The cherry picking for this one Rust vulnerability to the ~150 C vulnerabilities is such a weird take that I can't help but think people have some weird hatred of Rust.
> Should we remove C or
Your post is curious, for the post I quoted basically argued for just that eventuality for all new code. Even as the new language introduces undefined behavior vulnerabilities.
The promises as stated previously, and the goal as stated by that lwn.net post now, are starkly different. And the poster did not even wait until the new language has proven its worth. And then a UB CVE comes by in the code in the new language.
What Linus wrote in the past:
https://www.phoronix.com/news/Torvalds-On-Rust-Maintainers
> So when you change the C interfaces, the Rust people will have to deal with the fallout, and will have to fix the Rust bindings. That's kind of the promise here: there's that "wall of protection" around C developers that don't want to deal with Rust issues in the promise that they don't have to deal with Rust.
That both you and that lwn.net poster writes these things, is extraordinarily weird and strange.
I do not think it is weird. Every C bug was taken as clear evidence that we need to abandon C and switch to Rust. So the fact that there are also such bugs in Rust is - while obvious - also important to highlight. So it is not weird hatred against Rust, but hatred against bullshit. And considering that most of the code is C, your 150 C vulnerabilities is a meaningless number, so you still continue with this nonsense.
> Every C bug was taken as clear evidence that we need to abandon C and switch to Rust.
I think more charitably it's every "simple" C bug that tends to provoke that reaction.

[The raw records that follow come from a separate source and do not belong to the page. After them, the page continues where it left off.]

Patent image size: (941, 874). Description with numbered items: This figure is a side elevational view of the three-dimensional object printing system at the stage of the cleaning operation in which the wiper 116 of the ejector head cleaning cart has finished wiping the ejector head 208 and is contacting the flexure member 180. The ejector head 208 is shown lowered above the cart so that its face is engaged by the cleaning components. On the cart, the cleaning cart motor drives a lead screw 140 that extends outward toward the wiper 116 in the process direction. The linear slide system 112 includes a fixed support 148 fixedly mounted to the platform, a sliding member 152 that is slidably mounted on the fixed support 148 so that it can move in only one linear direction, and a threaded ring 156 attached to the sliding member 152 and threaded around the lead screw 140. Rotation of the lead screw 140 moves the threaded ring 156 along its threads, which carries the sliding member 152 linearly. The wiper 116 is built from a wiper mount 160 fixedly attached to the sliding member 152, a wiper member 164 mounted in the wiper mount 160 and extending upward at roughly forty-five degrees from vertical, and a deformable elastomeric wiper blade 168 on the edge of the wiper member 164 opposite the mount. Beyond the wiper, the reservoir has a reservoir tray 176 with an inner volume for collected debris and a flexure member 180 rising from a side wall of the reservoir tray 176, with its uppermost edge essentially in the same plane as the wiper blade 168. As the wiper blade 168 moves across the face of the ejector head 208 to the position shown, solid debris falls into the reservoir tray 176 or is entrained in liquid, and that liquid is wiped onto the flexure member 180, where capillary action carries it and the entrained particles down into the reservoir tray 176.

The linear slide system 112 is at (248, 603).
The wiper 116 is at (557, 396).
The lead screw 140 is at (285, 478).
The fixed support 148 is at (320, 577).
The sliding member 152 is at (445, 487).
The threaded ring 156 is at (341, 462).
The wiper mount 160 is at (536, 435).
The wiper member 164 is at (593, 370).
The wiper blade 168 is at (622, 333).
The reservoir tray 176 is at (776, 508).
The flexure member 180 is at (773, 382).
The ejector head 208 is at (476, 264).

Buffer overflows, use-after-frees, things for which mechanically-enforceable solutions have existed for a while. I think more exotic bugs tend to produce more interesting discussions since the techniques for avoiding those bugs tend to be similarly exotic.
> So the fact that there are also such bugs in Rust
Similarly, I think you need to be careful about what exactly "such bugs" encompasses. This bug wasn't one of the above "simple" bugs IMHO, so I would guess an equivalent bug in C code would at least avoid the worst of the more strident calls you so dislike. Hard to say for sure, though, given our unfortunate lack of a time machine.
Offtopic but this title makes me want to create an alternate-universe version of the HN front page where every title is shrill/spectacular/hysterical/urgent/clickbaity. Such as:
The Absolute State of the Kernel Rust Experiment Right Now
And every comment has its confidence/aggressiveness taken up to 11 (tho still within site rules).
This author is not someone who should be reporting on Rust especially in the kernel: https://www.youtube.com/watch?v=gVC1gp2PS8U&t=1538s
Mind elaborating on what exactly is wrong in that video? Or how that is relevant to the article's contents?